I was asked to find the number of the incongruent solutions of $x^4-14x^2+36\equiv 0\pmod{2019}$, and the fact $2019=673\times 3$ is given.

My attempt: Given congruence is equivalent to $$ \begin{cases} x^4-14x^2+36\equiv 0\pmod{673}\\ x^4-14x^2+36\equiv 0\pmod{3} \end{cases} $$ The second one is easily reduced to $1-14\equiv 0\pmod{3}$ if $3\nmid x$, so $x\equiv 0\pmod{3}$. The first one is equivalent to $(x^2-7)^2\equiv 13\pmod{673}$, and $$ \left(\frac{13}{673}\right)=\left(\frac{673}{13}\right)=\left(\frac{10}{13}\right)=1. $$ Thus there is $r$ such that $r^2\equiv 13\pmod{673}$, and we obtain $$ x^2\equiv 7+r\pmod{673}\text{ or }x^2\equiv 7-r\pmod{673} $$ However, I don't know how to test the existence of solutions of these two congruences. How to do it, or are there other ways?

Answer 1

Playing around with numbers (what follows is $\bmod 673$):

$\sqrt{13}\equiv \sqrt{2032}\equiv 4\sqrt{127}\equiv 4\sqrt{800}\equiv 80\sqrt{2}\equiv 80\sqrt{675}\equiv (-146)\sqrt{3}\equiv (-146)\sqrt{676}\equiv (-146)×(\pm 26)\equiv \pm 242$.

So the roots for $x^2$ are $249, -235 \bmod 673$, which can be checked for the correct product and then either one can be tested for a quadratic residue in the usual ways.
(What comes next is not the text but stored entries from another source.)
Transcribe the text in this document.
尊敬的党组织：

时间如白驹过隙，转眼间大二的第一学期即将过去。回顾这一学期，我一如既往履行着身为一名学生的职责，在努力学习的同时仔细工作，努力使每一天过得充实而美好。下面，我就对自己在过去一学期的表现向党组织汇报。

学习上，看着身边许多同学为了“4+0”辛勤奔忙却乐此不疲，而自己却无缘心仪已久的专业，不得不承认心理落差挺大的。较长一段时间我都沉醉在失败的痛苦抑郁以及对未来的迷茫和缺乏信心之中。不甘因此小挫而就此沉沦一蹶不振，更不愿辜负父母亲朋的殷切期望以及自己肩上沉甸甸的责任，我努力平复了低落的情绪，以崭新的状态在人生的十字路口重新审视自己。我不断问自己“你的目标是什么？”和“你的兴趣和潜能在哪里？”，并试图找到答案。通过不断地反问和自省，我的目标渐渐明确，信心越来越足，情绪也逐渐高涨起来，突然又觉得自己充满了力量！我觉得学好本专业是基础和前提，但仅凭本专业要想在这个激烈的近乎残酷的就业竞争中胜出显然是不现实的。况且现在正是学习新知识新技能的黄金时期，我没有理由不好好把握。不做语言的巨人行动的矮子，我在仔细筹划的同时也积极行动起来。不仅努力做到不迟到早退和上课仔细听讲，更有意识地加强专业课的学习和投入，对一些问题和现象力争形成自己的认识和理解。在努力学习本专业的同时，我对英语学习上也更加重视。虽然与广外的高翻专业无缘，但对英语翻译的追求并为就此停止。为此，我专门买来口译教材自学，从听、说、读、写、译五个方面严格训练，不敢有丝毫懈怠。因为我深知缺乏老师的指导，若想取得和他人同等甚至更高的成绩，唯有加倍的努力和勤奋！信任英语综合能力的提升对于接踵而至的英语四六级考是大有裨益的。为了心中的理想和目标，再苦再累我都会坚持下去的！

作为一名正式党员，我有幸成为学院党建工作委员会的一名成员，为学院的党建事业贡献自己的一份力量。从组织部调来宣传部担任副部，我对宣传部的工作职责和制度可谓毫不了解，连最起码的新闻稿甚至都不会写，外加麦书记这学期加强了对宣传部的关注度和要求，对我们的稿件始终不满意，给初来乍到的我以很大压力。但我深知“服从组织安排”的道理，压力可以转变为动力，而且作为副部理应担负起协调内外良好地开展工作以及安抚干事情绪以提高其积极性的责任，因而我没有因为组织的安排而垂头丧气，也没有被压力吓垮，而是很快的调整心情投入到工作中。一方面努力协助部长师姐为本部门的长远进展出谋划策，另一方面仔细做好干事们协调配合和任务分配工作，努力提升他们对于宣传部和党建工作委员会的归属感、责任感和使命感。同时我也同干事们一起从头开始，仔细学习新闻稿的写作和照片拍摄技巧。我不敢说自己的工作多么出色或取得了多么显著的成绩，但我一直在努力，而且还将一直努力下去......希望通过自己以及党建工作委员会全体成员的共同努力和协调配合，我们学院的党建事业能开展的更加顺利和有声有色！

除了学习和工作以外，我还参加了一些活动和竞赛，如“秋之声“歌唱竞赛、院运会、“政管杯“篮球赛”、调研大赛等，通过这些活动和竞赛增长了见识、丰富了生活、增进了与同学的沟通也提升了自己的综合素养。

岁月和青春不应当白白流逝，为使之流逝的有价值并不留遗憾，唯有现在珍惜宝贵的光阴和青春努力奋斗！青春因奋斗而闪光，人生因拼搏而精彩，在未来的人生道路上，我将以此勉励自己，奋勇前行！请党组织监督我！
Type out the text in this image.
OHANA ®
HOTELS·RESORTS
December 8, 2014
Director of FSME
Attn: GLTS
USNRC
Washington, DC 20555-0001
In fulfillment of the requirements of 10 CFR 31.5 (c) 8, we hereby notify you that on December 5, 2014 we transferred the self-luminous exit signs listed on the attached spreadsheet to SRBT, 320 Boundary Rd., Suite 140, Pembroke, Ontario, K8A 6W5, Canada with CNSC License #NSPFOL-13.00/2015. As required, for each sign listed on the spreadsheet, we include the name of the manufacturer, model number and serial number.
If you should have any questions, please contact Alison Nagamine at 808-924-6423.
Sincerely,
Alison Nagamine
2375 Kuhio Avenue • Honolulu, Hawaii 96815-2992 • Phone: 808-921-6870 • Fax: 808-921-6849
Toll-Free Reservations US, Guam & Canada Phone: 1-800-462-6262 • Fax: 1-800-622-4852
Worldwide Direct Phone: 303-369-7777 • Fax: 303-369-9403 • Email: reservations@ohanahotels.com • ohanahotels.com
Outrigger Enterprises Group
We find $(249|673)=(-235|673)=+1$. Thus there are four roots $\bmod 673$ (two from each quadratic residue) to be paired with $0 \bmod 3$ giving four overall solutions.

Answer 2

I found a solution without finding the square root of 13 modulo 673 directly. $x^4-14x^2+36\equiv 0\pmod{673}$ is equivalent to $$ x^4-12x^2+36\equiv 2x^2\pmod{673}. $$ Also, there is an integer $r$ such that $r^2\equiv 2\pmod{673}$, since $\left(\dfrac{2}{673}\right)=1$. Thus given congruence is factored to $$ (x^2-rx-6)(x^2+rx-6)\equiv 0\pmod{673}. $$ Since 673 is prime, $x^2+rx-6\equiv 0\pmod{673}$ or $x^2-rx-6\equiv 0\pmod{673}$. Let $y=2x\pm r$, then each congruence is equivalent to $y^2\equiv r^2+24\equiv 26\pmod{673}$. Since $$ \left(\dfrac{26}{673}\right)=\left(\dfrac{2}{673}\right)\left(\dfrac{13}{673}\right)=1, $$ each congruence has two solutions. Therefore $x^4-14x^2+36\equiv 0\pmod{2019}$ has four incongruent solutions.